Distributor ID: Ubuntu
Description: Ubuntu 24.04.2 LTS
Release: 24.04
Codename: noble
uname -r
6.11.0-24-generic
cd $HOME
mkdir -p linux_kernel_build
cd linux_kernel_build
apt-get source linux-image-unsigned-$(uname -r)
cd $(find . -maxdepth 1 -type d | grep linux)
chmod a+x debian debian/rules debian/scripts/* debian/scripts/misc/*
# From https://discourse.ubuntu.com/t/kernel-configuration-in-ubuntu/35857
# When requested, here we do annotation modifications commands, example to come.
fakeroot debian/rules clean binary arch=amd64
cd $HOME
rm -fR linux_kernel_build
Which is super easy and build us all the .deb files ! - )
So, huge thanks here to everyone concerned for their great works ; - )
But then using the annotation way to do modifications like this :
./debian/scripts/misc/annotations -c CONFIG_TRIM_UNUSED_KSYMS --arch amd64 --flavour generic --write y
we got some issues.
On the example provided above which is that if we enable CONFIG_TRIM_UNUSED_KSYMS, then we got this error during an “Out of tree? Or external? Or what is the correct naming?” module build like zfs :
configure: error:
*** This kernel has unused symbols trimming enabled, please disable.
*** Rebuild the kernel with CONFIG_TRIM_UNUSED_KSYMS=n set.
So how do we select or unselect “Out of tree? Or external? Or what is the correct naming?” modules build ?
Another question, if I may :
In the case I would like CONFIG_TRIM_UNUSED_KSYMS=y with some “Out of tree? Or external? Or what is the correct naming?” modules, like ZFS as an example ! - ), what would be the way to have it build, not as an external module or even into the kernel ?
Not sure I understand. ZFS is a DKMS, it’s not part of the kernel source. You have to disable it because you’re turning on a kernel option that is apparently incompatible with that DKMS.
I mean is there a easy way, doable by a non specialist, like me, like a day of work, to take a DKMS module that reside outside the kernel source tree, and put it into it, to avoid the need to use DKMS to build it ; as in this specific case I have the source tree ; - )
That really depends on the DKMS. Some might be simple to integrate, some not.
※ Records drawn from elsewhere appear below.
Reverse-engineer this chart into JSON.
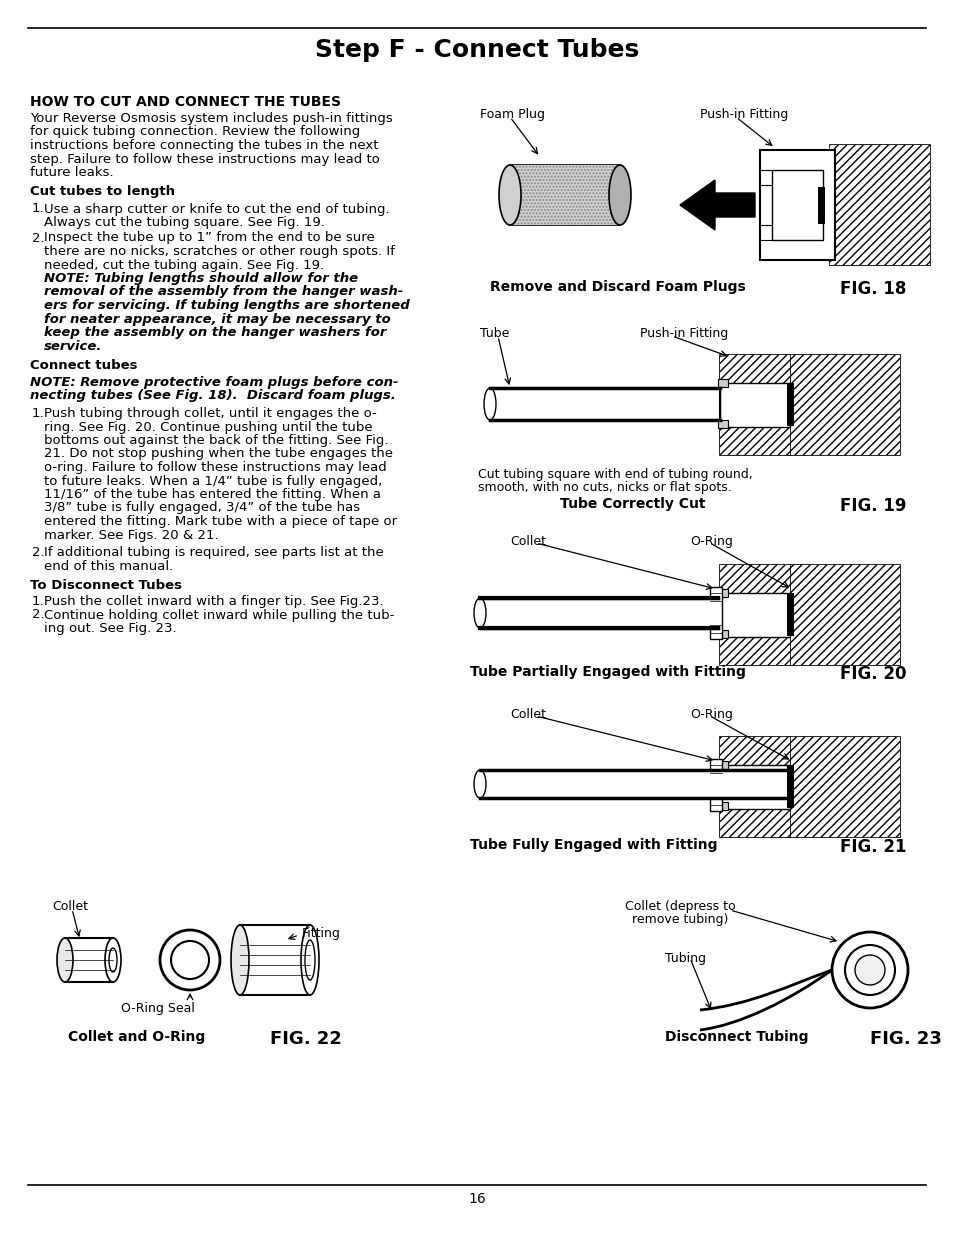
{
  "title": "Step F - Connect Tubes",
  "page_number": "16",
  "bg_color": "#ffffff",
  "text_color": "#000000",
  "section1_heading": "HOW TO CUT AND CONNECT THE TUBES",
  "intro_lines": [
    "Your Reverse Osmosis system includes push-in fittings",
    "for quick tubing connection. Review the following",
    "instructions before connecting the tubes in the next",
    "step. Failure to follow these instructions may lead to",
    "future leaks."
  ],
  "cut_heading": "Cut tubes to length",
  "cut_item1": [
    "Use a sharp cutter or knife to cut the end of tubing.",
    "Always cut the tubing square. See Fig. 19."
  ],
  "cut_item2_normal": [
    "Inspect the tube up to 1” from the end to be sure",
    "there are no nicks, scratches or other rough spots. If",
    "needed, cut the tubing again. See Fig. 19."
  ],
  "cut_item2_bold": [
    "NOTE: Tubing lengths should allow for the",
    "removal of the assembly from the hanger wash-",
    "ers for servicing. If tubing lengths are shortened",
    "for neater appearance, it may be necessary to",
    "keep the assembly on the hanger washers for",
    "service."
  ],
  "connect_heading": "Connect tubes",
  "connect_note": [
    "NOTE: Remove protective foam plugs before con-",
    "necting tubes (See Fig. 18).  Discard foam plugs."
  ],
  "connect_item1": [
    "Push tubing through collet, until it engages the o-",
    "ring. See Fig. 20. Continue pushing until the tube",
    "bottoms out against the back of the fitting. See Fig.",
    "21. Do not stop pushing when the tube engages the",
    "o-ring. Failure to follow these instructions may lead",
    "to future leaks. When a 1/4” tube is fully engaged,",
    "11/16” of the tube has entered the fitting. When a",
    "3/8” tube is fully engaged, 3/4” of the tube has",
    "entered the fitting. Mark tube with a piece of tape or",
    "marker. See Figs. 20 & 21."
  ],
  "connect_item2": [
    "If additional tubing is required, see parts list at the",
    "end of this manual."
  ],
  "disconnect_heading": "To Disconnect Tubes",
  "disconnect_item1": [
    "Push the collet inward with a finger tip. See Fig.23."
  ],
  "disconnect_item2": [
    "Continue holding collet inward while pulling the tub-",
    "ing out. See Fig. 23."
  ],
  "fig18_cap": "Remove and Discard Foam Plugs",
  "fig18_num": "FIG. 18",
  "fig19_cap": "Tube Correctly Cut",
  "fig19_num": "FIG. 19",
  "fig19_sub": [
    "Cut tubing square with end of tubing round,",
    "smooth, with no cuts, nicks or flat spots."
  ],
  "fig20_cap": "Tube Partially Engaged with Fitting",
  "fig20_num": "FIG. 20",
  "fig21_cap": "Tube Fully Engaged with Fitting",
  "fig21_num": "FIG. 21",
  "fig22_cap": "Collet and O-Ring",
  "fig22_num": "FIG. 22",
  "fig23_cap": "Disconnect Tubing",
  "fig23_num": "FIG. 23"
}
A DKMS typically supports multiple kernel versions and as such comes with shims and ifdefs and what not to account for kernel API changes between versions. Those likely have configuration steps to figure out what needs to be enabled and disabled based on the target kernel version. The build process is typically very different from an in-tree module.
What’s wrong with using the DKMS? Also, in the case of ZFS there is user-space tools that need to match the kernel module so you need to make sure you don’t diverge there or things will not work as expected.